Ao mesmo tempo, amparada pela massa salarial, a receita da União acabou fortemente sustentada durante a crise pela receita previdenciária. De janeiro a setembro deste ano, o governo federal arrecadou R$ 189,8 bilhões em receita previdenciária, o que significa crescimento nominal de 50% em relação ao que foi recolhido na mesma rubrica em 2008. Foi a receita previdenciária que puxou a arrecadação total da Receita Federal do Brasil no período, com alta de 41,3%.

Embora também tenham crescido no mesmo período, o IPI e o IR tiveram alta de arrecadação bem mais modesta, com elevação de 18% e 29,5%, respectivamente. "O que beneficiou o governo federal é que a contribuição previdenciária, que tem sustentado o crescimento da arrecadação, não entra no bolo de divisão com Estados e municípios", explica Khair.

François Bremaeker, consultor da Associação Transparência Municipal, diz que o crescimento menor das transferências não afeta tanto Estados com economia mais dinâmica e prefeituras de grandes cidades. Os Estados que possuem receita própria, explica ele, estão sendo beneficiados com a elevação de arrecadação do Imposto sobre Circulação de Mercadorias e Serviços (ICMS), tributo estadual devido tanto nas vendas da indústria quanto nas do varejo.

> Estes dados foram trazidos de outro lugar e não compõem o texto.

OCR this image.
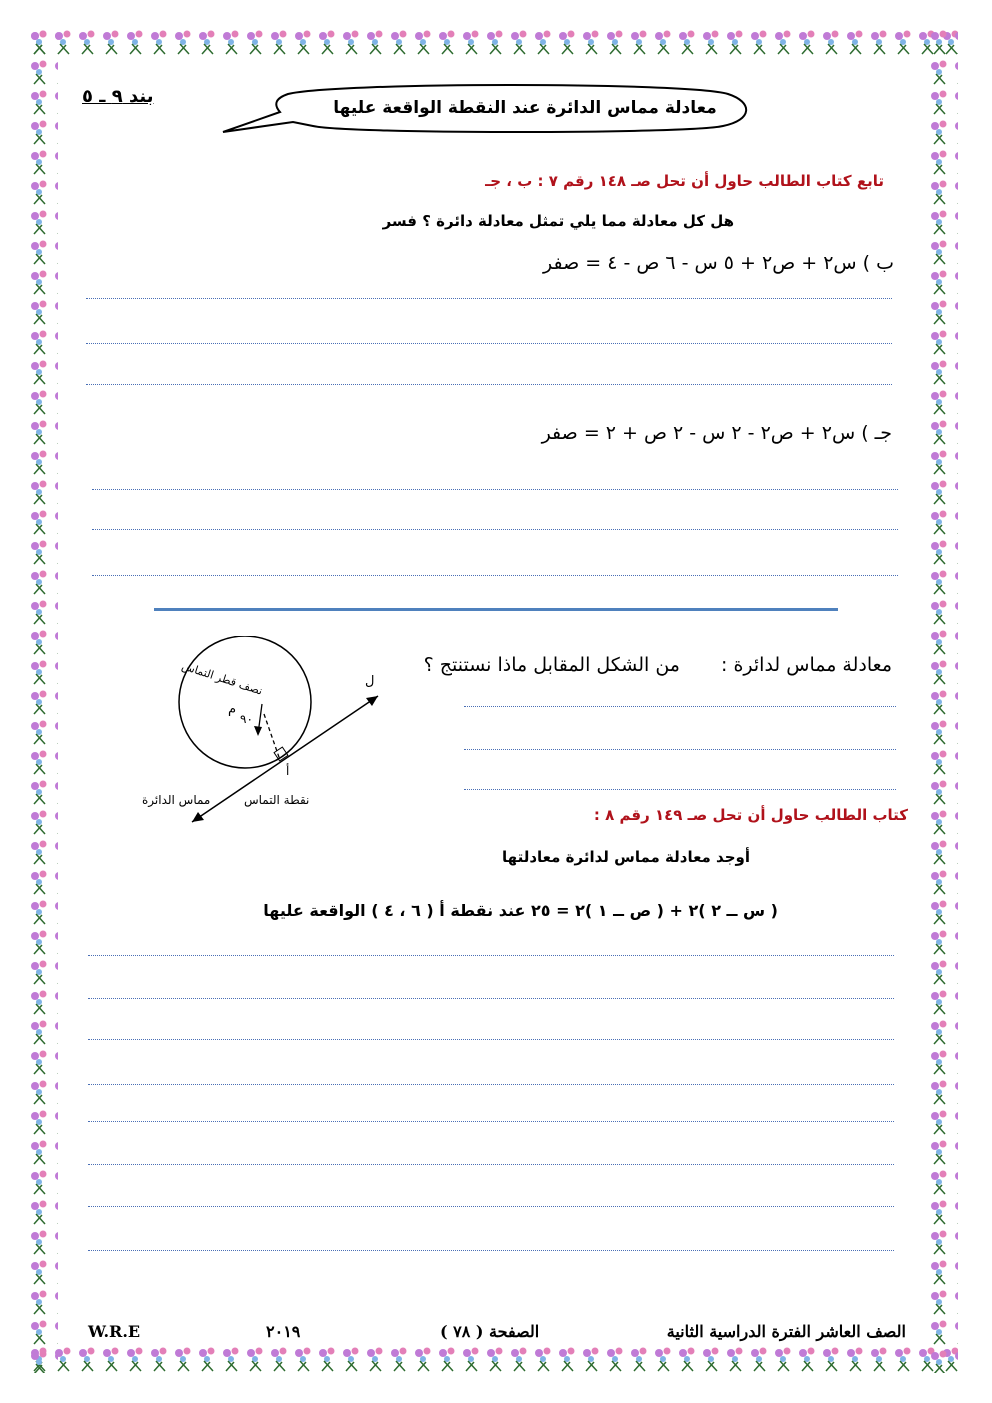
بند ٩ ـ ٥
معادلة مماس الدائرة عند النقطة الواقعة عليها
تابع كتاب الطالب حاول أن تحل صـ ١٤٨ رقم ٧ : ب ، جـ
هل كل معادلة مما يلي تمثل معادلة دائرة ؟ فسر
ب ) س٢ + ص٢ + ٥ س - ٦ ص - ٤ = صفر
جـ ) س٢ + ص٢ - ٢ س - ٢ ص + ٢ = صفر
معادلة مماس لدائرة :
من الشكل المقابل ماذا نستنتج ؟
نصف قطر التماس
م
٩٠
ل
أ
نقطة التماس
مماس الدائرة
كتاب الطالب حاول أن تحل صـ ١٤٩ رقم ٨ :
أوجد معادلة مماس لدائرة معادلتها
( س ــ ٢ )٢ + ( ص ــ ١ )٢ = ٢٥ عند نقطة أ ( ٦ ، ٤ ) الواقعة عليها
الصف العاشر الفترة الدراسية الثانية
الصفحة ( ٧٨ )
٢٠١٩
W.R.E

As prefeituras de grandes cidades também não serão afetadas, porque têm sido beneficiadas não só com a transferência de ICMS pelo valor adicionado no município como também com o aumento de recolhimento do Imposto sobre Serviços (ISS). Essa situação não é, porém, a regra para a maior parte dos mais de 5,5 mil municípios brasileiros.

Segundo Bremaeker, o FPM é a mais importante transferência constitucional feita pelo governo federal aos municípios e é a principal fonte de recursos para 81% das prefeituras. Para o consultor, a recuperação das transferências de recursos não deve ser suficiente para cobrir o impacto que os municípios sofrerão com o reajuste do salário mínimo em 14% a partir de janeiro. Segundo ele, o mínimo indexa, em média, direta e indiretamente, 77% do custeio dos municípios. Há, diz, não só o impacto na folha de salários dos funcionários como também na contratação de serviços de terceiros.

Khair lembra que o crescimento em ritmo menor das transferências tem propiciado mais autonomia, em relação ao governo federal, dos Estados fortes em receita própria. Segundo dados do Tesouro, o Estado de São Paulo, por exemplo, tinha, em 2005, receitas próprias equivalentes a 89,4% das receitas correntes. No ano passado, a fatia cresceu para 91,12%. "Isso foi possível devido ao crescimento econômico, que alavancou a alta de arrecadação própria do Estado", diz Khair.